Voltando a “itinerancia”: subimos o Rio Negro na segunda quinzena de setembro, entramos no rio aupés e fomos enfrentando suas famosas cachoeiras. As cachoeiras na verdade são saltos baixos de água e de fortes corredeiras, com muitas e perigosas pedras. Em muitas delas e preciso transportar barco, motor, galões de gasolina e todo as demais bagagens nas costas, por dentro da mata, e voltar ao rio acima delas. Em vários dias de viagens foram várias as vezes que tivemos que fazer este desgastante trabalho, em um calor úmido sufocante. Com um dia de viagem chegamos em Iaurete. Ali dormimos e no dia seguinte iniciamos as visitas às comunidades ribeirinhas em Querari, que é um dos pontos extremos do Brasil (na parte superior da área chamada popularmente de “cabeça do cachorro” pela semelhança). O interessante seria descrever a visita em cada comunidade ribeirinha, mas isto tornaria este escrito muito extenso e até mesmo cansativo. Assim descrevo o ritual mais comum realizado na maioria delas. Visitamos duas comunidades por dia e, no último dia quando as forças humanas já estavam quase acabando, fizemos três. Todas as comunidades tinham previamente recebido o “bilhete” anunciando a chegada do Bispo. O barulho do motor de nossa “voadeira” era escutado a distância e prontamente quase a totalidade dos habitantes da localidade vinham para a barranca do rio fazer a recepção. Me chamava sempre a atenção que os mais velhos se dirigiam ao bispo com muita solenidade, chamando-o inclusive de EXCELÊNCIA. Dali éramos levados para a “palhoça”, que no passado era a casa-residência-comum de toda aldeia, mas hoje é a casa da celebração dos acontecimentos da vida que envolve esta mesma aldeia. Hoje cada família já vive em sua casa específica. Depois das palavras de boas-vindas, das manifestações de alegria pela nossa presença, (que demoravam largamente. Índio não tem pressa para nada!), nos serviam uma água misturada com a farinha de mandioca, chamada de “xibe”. Só depois disso éramos deixados a sós ali na palhoça mesmo. Ali armávamos nossas redes e íamos para o rio tomar banho. Ato seguido, começávamos o atendimento das confissões. Atendi centenas de confissões em diferentes línguas nativas, sem entender nenhuma vez de que pecado se tratava, e em todas elas dei absolvição. O Espírito Santo que é o Senhor das línguas que resolva este impasse.

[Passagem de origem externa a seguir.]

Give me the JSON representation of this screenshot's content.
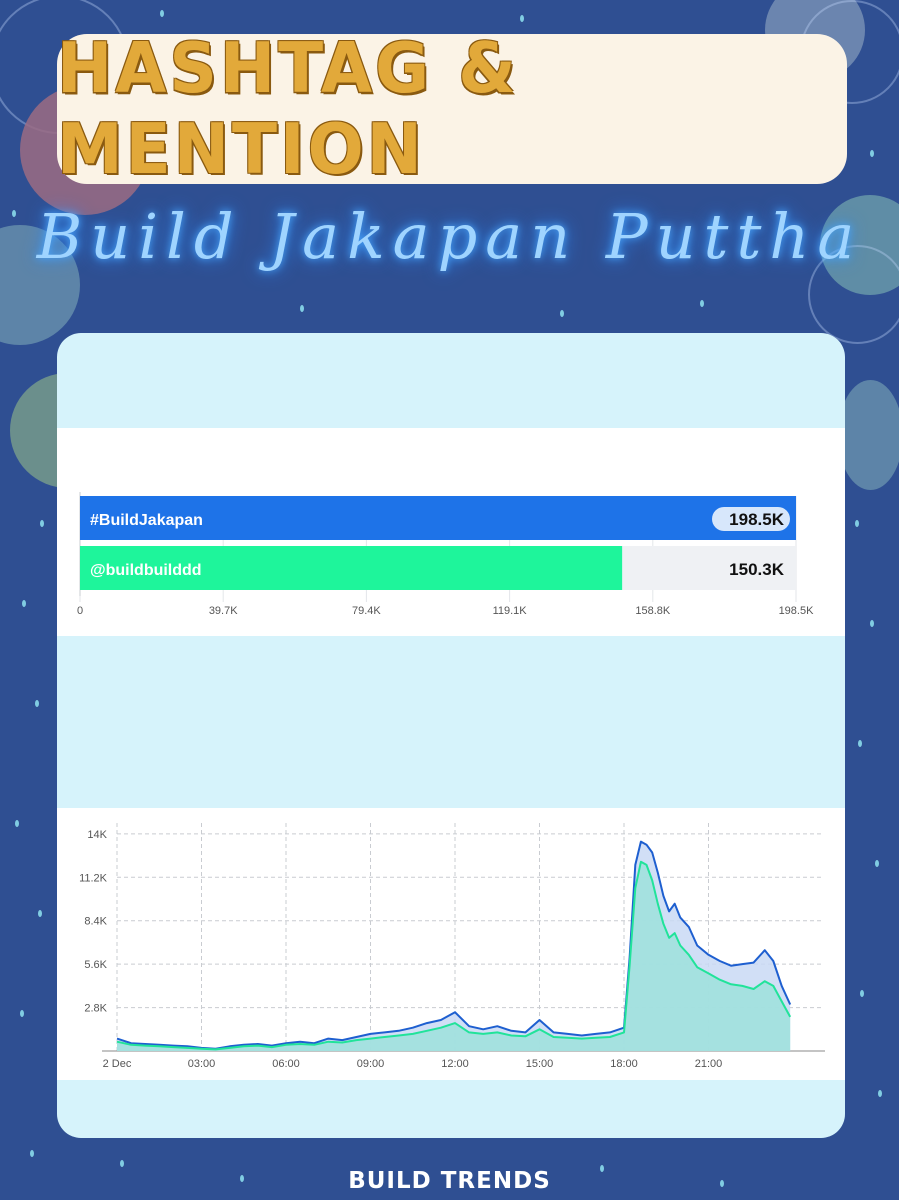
{
  "header": {
    "title": "HASHTAG & MENTION",
    "subtitle": "Build Jakapan Puttha"
  },
  "footer": {
    "brand": "BUILD TRENDS"
  },
  "chart_data": [
    {
      "type": "bar",
      "orientation": "horizontal",
      "categories": [
        "#BuildJakapan",
        "@buildbuilddd"
      ],
      "values": [
        198500,
        150300
      ],
      "value_labels": [
        "198.5K",
        "150.3K"
      ],
      "colors": [
        "#1e73e8",
        "#1ef59b"
      ],
      "xlim": [
        0,
        198500
      ],
      "xticks": [
        "0",
        "39.7K",
        "79.4K",
        "119.1K",
        "158.8K",
        "198.5K"
      ],
      "grid": true
    },
    {
      "type": "area",
      "x_ticks": [
        "2 Dec",
        "03:00",
        "06:00",
        "09:00",
        "12:00",
        "15:00",
        "18:00",
        "21:00"
      ],
      "y_ticks": [
        "2.8K",
        "5.6K",
        "8.4K",
        "11.2K",
        "14K"
      ],
      "y_tick_values": [
        2800,
        5600,
        8400,
        11200,
        14000
      ],
      "ylim": [
        0,
        14700
      ],
      "xlim": [
        0,
        24
      ],
      "grid": true,
      "series": [
        {
          "color": "#1e5fd0",
          "fill": "#c9d9f5",
          "x": [
            0,
            0.5,
            1,
            1.5,
            2,
            2.5,
            3,
            3.5,
            4,
            4.5,
            5,
            5.5,
            6,
            6.5,
            7,
            7.5,
            8,
            8.5,
            9,
            9.5,
            10,
            10.5,
            11,
            11.5,
            12,
            12.5,
            13,
            13.5,
            14,
            14.5,
            15,
            15.5,
            16,
            16.5,
            17,
            17.5,
            18,
            18.2,
            18.4,
            18.6,
            18.8,
            19,
            19.2,
            19.4,
            19.6,
            19.8,
            20,
            20.3,
            20.6,
            21,
            21.4,
            21.8,
            22.2,
            22.6,
            23,
            23.3,
            23.6,
            23.9
          ],
          "y": [
            800,
            500,
            450,
            400,
            350,
            300,
            200,
            150,
            300,
            400,
            450,
            350,
            500,
            600,
            500,
            800,
            700,
            900,
            1100,
            1200,
            1300,
            1500,
            1800,
            2000,
            2500,
            1600,
            1400,
            1600,
            1300,
            1200,
            2000,
            1200,
            1100,
            1000,
            1100,
            1200,
            1500,
            6000,
            12000,
            13500,
            13300,
            12800,
            11500,
            10000,
            9000,
            9500,
            8600,
            8000,
            6800,
            6200,
            5800,
            5500,
            5600,
            5700,
            6500,
            5800,
            4200,
            3000
          ]
        },
        {
          "color": "#21e39a",
          "fill": "#9ee2dc",
          "x": [
            0,
            0.5,
            1,
            1.5,
            2,
            2.5,
            3,
            3.5,
            4,
            4.5,
            5,
            5.5,
            6,
            6.5,
            7,
            7.5,
            8,
            8.5,
            9,
            9.5,
            10,
            10.5,
            11,
            11.5,
            12,
            12.5,
            13,
            13.5,
            14,
            14.5,
            15,
            15.5,
            16,
            16.5,
            17,
            17.5,
            18,
            18.2,
            18.4,
            18.6,
            18.8,
            19,
            19.2,
            19.4,
            19.6,
            19.8,
            20,
            20.3,
            20.6,
            21,
            21.4,
            21.8,
            22.2,
            22.6,
            23,
            23.3,
            23.6,
            23.9
          ],
          "y": [
            600,
            400,
            350,
            300,
            250,
            200,
            150,
            100,
            200,
            300,
            350,
            250,
            400,
            450,
            400,
            600,
            550,
            700,
            800,
            900,
            1000,
            1100,
            1300,
            1500,
            1800,
            1200,
            1100,
            1200,
            1000,
            950,
            1400,
            900,
            850,
            800,
            850,
            900,
            1200,
            5500,
            10500,
            12200,
            12000,
            11000,
            9500,
            8200,
            7300,
            7600,
            6800,
            6200,
            5400,
            5000,
            4600,
            4300,
            4200,
            4000,
            4500,
            4200,
            3200,
            2200
          ]
        }
      ]
    }
  ]
}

Depois de longos tempos atendendo confissões, na hora que havia sido previamente fixada, celebrávamos a Eucaristia. Em quase todas as comunidades houve o sacramento da confirmação; em várias também o batismo e em algumas outras, também o matrimônio. Tudo isso numa só celebração. Em quase todas as comunidades a celebração deveria ser feita enquanto houvesse luz do sol, poucas são as que tem um pequeno motor gerador de energia, movido a óleo diesel. Depois das celebrações se realizava a “quinhapira”, que é a comida comunitária; sempre a base de peixe cozido na água com muita pimenta (mas muita mesmo!, e quase nenhum sal. Raríssimas vezes o peixe foi servido frito pois há dificuldade em ter o óleo, por ser muito caro); sempre com o “biju” feito de farinha de mandioca, em tamanho grande e massa grossa. Às vezes, muito poucas mesmo, uma carne de aves ou animais silvestres (mutum, paca, jacaré...). Tudo sempre é servido nas panelas e se come tomando tais alimentos com as próprias mãos. Não há o costume de pratos ou talheres. Foram 14 dias comendo tanto peixe cozido que por um bom tempo não quero saber de comer peixe.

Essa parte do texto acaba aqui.